In doing so, the SUNY Cortland Faculty Senate became the latest institution to join TIAA Divest, a campaign demanding that TIAA cease investing in fossil fuel projects, businesses involved in deforestation, and other enterprises accelerating climate change. TIAA has thus far refused to take action, but environmentalists hope that the growing pressure from clients like SUNY faculty will force its hand.

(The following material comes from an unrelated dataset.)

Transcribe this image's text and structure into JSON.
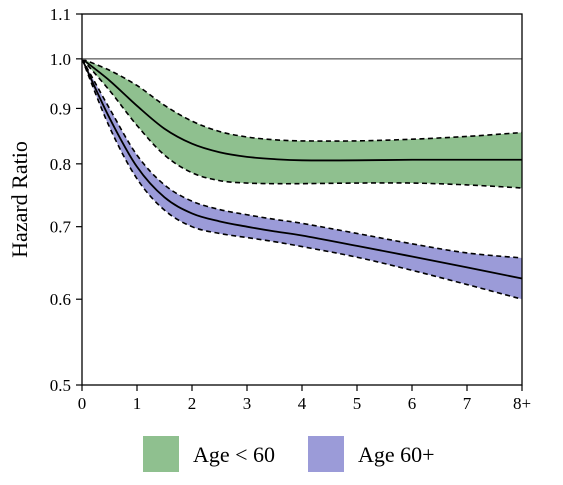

Readers, I have long been of the opinion that it’s a sensible approach to enable savers to choose among multiple retirement funds, so that they are able to reflect their particular ethical concerns, whether this means an “ESG” (environmental, social, and governance-issue focused) fund or a religious-screening approach, such as excluding companies which donate to Planned Parenthood (Ave Maria Funds) or which are in the alcohol industry (GuideStone Funds).
But no state official should be using investors’ money to play politics — not the money of individual investors through state-run IRAs or the retirement savings accounts of state employees, and not the money of public pension funds. And, frankly, I find it appalling that these sorts of actions aren’t universally considered to be wholly out of bounds — but I suppose living in Illinois (newly-declared the third-most-corrupt state, with Chicago as the most-corrupt city), I suppose I should lower my expectations. Readers in the remaining 49 states, however, should watch carefully.